La personne concernée par la mesure forme alors un pourvoi en cassation, reprochant à l’ordonnance de maintenir la mesure d’hospitalisation complète. Elle invoque d’une part la contradiction dans les motifs de celle-ci, violant l’article 455 du Code de procédure civile (CPC) et l’article 6 de la Convention européenne des droits de l’Homme, et d’autre part, l’existence d’un grief du fait que la commission départementale aurait pu intervenir en sa faveur et permettre la mainlevée de son hospitalisation.

En résulte une double cassation.

La Haute juridiction relève d’abord une contradiction dans les motifs de l’ordonnance.
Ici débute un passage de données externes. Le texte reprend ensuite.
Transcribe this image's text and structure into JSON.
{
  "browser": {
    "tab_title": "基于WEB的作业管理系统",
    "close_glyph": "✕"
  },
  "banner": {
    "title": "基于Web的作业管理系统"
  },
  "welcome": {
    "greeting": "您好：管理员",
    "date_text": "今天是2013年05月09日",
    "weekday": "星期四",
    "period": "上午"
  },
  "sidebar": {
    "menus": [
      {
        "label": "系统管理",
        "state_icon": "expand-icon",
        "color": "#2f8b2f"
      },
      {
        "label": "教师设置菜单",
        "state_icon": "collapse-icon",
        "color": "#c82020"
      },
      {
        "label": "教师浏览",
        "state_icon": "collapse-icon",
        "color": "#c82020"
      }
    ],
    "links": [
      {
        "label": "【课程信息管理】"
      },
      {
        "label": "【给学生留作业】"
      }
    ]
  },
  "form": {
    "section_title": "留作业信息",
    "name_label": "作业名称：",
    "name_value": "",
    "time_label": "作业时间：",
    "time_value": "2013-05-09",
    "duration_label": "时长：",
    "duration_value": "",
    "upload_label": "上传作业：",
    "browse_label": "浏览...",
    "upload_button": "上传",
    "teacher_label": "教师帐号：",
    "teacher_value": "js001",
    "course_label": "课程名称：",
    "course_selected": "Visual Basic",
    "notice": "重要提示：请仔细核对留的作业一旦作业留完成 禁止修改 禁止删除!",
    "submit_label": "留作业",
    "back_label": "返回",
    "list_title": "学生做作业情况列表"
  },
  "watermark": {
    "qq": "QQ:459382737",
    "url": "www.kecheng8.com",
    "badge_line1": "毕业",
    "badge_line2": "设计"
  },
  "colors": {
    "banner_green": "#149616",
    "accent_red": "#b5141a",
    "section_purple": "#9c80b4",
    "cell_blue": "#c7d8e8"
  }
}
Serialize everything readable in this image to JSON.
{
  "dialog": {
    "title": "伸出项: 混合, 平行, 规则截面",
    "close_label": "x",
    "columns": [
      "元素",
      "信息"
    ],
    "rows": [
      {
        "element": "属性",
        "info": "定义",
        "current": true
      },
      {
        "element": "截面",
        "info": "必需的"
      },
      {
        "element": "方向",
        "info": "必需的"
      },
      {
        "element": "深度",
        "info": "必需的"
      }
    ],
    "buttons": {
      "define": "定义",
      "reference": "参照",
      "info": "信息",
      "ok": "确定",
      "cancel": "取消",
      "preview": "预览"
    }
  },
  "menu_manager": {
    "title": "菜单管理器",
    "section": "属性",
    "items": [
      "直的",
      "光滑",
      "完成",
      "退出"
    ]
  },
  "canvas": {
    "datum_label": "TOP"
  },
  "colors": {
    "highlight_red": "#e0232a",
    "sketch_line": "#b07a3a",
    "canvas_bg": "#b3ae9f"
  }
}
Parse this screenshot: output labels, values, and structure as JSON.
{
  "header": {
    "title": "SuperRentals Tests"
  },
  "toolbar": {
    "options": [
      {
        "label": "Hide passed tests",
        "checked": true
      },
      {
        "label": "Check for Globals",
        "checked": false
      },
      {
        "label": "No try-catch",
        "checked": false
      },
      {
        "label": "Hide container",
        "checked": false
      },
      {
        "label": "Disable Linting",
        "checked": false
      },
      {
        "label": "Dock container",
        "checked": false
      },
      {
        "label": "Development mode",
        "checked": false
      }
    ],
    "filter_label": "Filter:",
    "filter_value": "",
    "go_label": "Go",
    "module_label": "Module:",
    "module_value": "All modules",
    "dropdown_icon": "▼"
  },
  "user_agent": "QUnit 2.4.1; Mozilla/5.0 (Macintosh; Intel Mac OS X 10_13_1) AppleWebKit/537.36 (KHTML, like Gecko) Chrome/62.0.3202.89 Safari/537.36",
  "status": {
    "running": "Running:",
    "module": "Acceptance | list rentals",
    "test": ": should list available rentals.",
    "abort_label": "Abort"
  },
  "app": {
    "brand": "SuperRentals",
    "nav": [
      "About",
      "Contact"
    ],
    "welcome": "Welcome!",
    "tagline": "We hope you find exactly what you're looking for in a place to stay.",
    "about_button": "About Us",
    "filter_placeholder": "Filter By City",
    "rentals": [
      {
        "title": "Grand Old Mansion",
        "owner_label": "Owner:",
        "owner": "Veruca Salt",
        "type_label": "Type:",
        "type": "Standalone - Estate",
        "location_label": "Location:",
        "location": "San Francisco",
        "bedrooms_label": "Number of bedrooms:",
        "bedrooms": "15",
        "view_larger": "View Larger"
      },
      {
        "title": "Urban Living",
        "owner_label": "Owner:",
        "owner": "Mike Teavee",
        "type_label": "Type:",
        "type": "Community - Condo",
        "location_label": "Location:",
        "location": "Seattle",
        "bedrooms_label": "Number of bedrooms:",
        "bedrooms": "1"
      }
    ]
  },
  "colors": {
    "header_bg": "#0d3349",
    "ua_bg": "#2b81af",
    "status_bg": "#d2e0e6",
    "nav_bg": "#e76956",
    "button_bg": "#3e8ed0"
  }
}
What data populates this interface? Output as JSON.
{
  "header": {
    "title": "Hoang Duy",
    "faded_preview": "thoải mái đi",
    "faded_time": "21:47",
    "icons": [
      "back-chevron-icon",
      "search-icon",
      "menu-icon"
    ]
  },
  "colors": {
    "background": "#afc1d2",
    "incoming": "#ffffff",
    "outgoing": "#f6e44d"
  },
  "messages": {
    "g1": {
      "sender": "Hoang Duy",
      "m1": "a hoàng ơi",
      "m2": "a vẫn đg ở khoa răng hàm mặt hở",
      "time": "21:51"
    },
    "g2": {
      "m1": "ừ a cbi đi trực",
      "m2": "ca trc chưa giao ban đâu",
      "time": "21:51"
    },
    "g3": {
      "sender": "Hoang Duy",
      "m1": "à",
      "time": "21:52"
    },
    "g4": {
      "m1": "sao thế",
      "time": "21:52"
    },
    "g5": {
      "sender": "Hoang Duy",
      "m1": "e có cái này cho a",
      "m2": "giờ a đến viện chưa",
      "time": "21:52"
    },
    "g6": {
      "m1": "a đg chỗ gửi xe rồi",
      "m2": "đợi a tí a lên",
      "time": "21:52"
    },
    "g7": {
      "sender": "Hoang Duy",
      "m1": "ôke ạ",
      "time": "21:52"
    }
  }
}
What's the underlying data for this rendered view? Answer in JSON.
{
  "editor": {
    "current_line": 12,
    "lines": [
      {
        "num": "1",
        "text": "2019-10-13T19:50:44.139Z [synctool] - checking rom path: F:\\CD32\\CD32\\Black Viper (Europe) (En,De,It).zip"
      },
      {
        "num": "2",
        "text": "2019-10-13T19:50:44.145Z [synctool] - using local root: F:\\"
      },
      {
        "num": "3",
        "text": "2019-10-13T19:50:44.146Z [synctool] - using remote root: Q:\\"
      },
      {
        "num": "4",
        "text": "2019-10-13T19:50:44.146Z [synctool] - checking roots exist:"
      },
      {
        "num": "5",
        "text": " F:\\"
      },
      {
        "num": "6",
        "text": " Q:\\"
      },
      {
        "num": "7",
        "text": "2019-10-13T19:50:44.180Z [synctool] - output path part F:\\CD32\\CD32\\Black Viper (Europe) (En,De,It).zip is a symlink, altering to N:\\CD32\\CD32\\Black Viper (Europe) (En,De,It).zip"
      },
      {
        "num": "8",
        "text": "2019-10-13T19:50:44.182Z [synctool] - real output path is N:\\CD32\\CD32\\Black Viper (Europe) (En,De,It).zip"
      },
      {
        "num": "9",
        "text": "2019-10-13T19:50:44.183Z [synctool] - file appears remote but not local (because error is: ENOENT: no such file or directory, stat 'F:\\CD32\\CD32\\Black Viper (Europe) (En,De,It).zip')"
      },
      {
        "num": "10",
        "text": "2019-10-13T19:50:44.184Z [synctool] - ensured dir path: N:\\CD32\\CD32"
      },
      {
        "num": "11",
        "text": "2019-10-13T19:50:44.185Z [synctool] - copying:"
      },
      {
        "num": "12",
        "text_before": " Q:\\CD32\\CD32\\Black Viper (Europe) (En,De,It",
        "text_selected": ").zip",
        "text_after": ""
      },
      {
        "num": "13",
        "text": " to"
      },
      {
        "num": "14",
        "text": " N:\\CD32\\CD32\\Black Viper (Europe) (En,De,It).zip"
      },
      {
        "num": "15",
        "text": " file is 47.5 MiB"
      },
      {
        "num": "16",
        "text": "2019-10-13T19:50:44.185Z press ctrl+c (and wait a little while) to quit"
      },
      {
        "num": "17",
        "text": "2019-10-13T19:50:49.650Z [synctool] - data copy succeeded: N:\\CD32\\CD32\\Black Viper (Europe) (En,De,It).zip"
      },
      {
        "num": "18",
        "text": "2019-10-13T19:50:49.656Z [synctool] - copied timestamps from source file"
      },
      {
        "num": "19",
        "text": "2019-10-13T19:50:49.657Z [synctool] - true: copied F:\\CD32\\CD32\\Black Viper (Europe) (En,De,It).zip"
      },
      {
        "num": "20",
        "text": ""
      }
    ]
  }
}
Celle-ci avait en effet constaté l’absence de commission départementale à la Réunion, tout en retenant que l’avis avait été effectué, l’ARS s’auto-avisant.
Si une lecture stricte de l’article 455 conduisait bien à une contradiction de motifs, le recours à l’avis de l’ARS semblait le seul palliatif à l’absence de commission départementale, – une absence que dénonçait justement le premier président, en pointant du doigt la nécessité de mettre en œuvre cette commission pour garantir le droit de recours des patients hospitalisés sous contrainte.

Dans un second temps, la Cour de cassation prononce une violation de la loi.
L’ordonnance avait en effet écarté le grief tenant au défaut d’information de la commission, en retenant que celle-ci a seulement la possibilité d’interpeller ou de donner un avis sans pouvoir se saisir d’elle-même en l’absence de demande spécifique. En l’absence d’atteinte aux droits de la personne, l’irrégularité ne pouvait donc entrainer automatiquement la mainlevée de la mesure.

Or, au visa des articles L. 3223-1, L. 3212-9 et L. 3216-1 al2, la Haute juridiction rappelle que la commission départementale peut proposer au JLD d’ordonner la levée d’une mesure de soins psychiatriques et peut également demander au directeur de l’établissement de prononcer la levée d’une telle mesure, lequel est alors tenu d’accéder à sa demande.
Il découle de ces pouvoirs de la commission départementale que son défaut d’information quant aux décisions d’admission peut porter atteinte aux droits de la personne concernée, et peut ainsi, conformément à l’article L. 3216-1 al2, justifier une mainlevée de cette mesure.

La mise en garde est claire : la mise en place effective de commissions départementales prévues par les textes est indispensable, puisqu’à défaut d’information de celles-ci, une atteinte aux droits de la personne hospitalisée sans consentement pourra être caractérisée et justifier une mainlevée de la mesure.